What Q gives a Bessel response instead of Butterworth?
Q=1/√3≈0.5774 gives a 2nd-order Bessel response, which has a slightly gentler roll-off than Butterworth but the best possible step response (least overshoot and ringing) — often preferred for filtering pulse or square-wave signals where waveform shape matters more than a maximally flat passband.
Why does my filter show a peak in its response instead of a flat passband?
Your Q factor is above 0.7071 (Butterworth).
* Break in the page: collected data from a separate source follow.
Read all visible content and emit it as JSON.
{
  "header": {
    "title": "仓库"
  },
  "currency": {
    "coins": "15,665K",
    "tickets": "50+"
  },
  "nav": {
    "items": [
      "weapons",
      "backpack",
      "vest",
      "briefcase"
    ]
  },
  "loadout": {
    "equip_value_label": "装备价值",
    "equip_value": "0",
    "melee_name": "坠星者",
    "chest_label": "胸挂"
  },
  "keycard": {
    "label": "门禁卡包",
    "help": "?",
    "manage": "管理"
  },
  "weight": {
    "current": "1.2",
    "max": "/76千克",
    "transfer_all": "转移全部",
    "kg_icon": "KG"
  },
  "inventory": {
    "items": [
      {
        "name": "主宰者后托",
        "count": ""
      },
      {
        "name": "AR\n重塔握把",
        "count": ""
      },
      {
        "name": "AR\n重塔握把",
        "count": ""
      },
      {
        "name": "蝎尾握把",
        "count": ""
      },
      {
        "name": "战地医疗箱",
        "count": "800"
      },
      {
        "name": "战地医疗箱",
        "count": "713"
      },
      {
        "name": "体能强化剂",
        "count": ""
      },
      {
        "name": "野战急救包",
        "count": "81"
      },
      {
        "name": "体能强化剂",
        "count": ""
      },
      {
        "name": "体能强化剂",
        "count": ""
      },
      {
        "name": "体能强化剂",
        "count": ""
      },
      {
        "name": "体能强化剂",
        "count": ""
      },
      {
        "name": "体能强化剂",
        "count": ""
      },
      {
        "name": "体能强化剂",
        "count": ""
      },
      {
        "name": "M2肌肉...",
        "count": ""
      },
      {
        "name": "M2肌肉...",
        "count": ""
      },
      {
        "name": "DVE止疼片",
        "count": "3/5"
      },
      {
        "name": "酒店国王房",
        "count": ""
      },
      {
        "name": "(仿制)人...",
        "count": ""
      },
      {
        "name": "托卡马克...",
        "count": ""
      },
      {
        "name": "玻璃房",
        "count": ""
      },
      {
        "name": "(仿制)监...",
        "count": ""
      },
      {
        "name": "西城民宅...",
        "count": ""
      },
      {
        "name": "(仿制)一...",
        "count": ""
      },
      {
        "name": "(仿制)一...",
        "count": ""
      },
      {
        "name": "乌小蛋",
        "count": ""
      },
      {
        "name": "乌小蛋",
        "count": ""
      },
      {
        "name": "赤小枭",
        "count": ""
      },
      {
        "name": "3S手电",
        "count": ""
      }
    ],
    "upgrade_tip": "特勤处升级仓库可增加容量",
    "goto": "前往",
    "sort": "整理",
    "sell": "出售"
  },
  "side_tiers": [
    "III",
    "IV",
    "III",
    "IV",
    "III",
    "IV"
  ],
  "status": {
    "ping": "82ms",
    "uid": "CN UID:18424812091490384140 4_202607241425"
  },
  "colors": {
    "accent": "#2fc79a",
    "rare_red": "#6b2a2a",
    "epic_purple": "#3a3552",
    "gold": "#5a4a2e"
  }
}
Any Q above that threshold causes the response to rise above 0 dB somewhere near the cutoff frequency before rolling off — check your R1/R2/C1/C2 ratios against the equal-R Butterworth recipe (C1=2×C2) if a flat passband was intended.
How steep is a Sallen-Key filter's roll-off compared to a simple RC filter?
A Sallen-Key filter is second-order, rolling off at −40 dB/decade — twice as steep as a single RC stage's −20 dB/decade — while, unlike a passive LC filter with the same roll-off, needing no inductor.
Can a Sallen-Key filter provide gain as well as filtering?
Yes — the classic version shown here uses the op-amp as a unity-gain buffer (gain=1), but a modified version can add passband gain by using the op-amp in a non-inverting gain configuration instead of a simple buffer, at the cost of a slightly different Q formula.
How do I build a higher-order (4th order or steeper) filter from Sallen-Key stages?
Cascade two or more Sallen-Key sections in series, each designed with a specific Q value from a standard filter-design table (Butterworth, Chebyshev, or Bessel tables list the required Q for each stage of a given order) to build up the desired overall response shape.
Does the op-amp's bandwidth limit how high a cutoff frequency I can design for?
Yes — the op-amp's own gain-bandwidth product must comfortably exceed the filter's cutoff frequency (with margin for the filter's own Q-dependent peaking), or the op-amp's limited bandwidth will distort the intended response, especially for high-Q or high-frequency designs.
What is the difference between this and the passive LC filter calculator?
The LC filter calculator sizes a passive inductor-capacitor section (no active devices, needs an inductor, but truly lossless in the ideal case). This Sallen-Key calculator sizes an active resistor-capacitor-op-amp section (no inductor needed, but requires a powered op-amp and has its own bandwidth/noise limitations). Both achieve a similar 2nd-order, −40 dB/decade roll-off.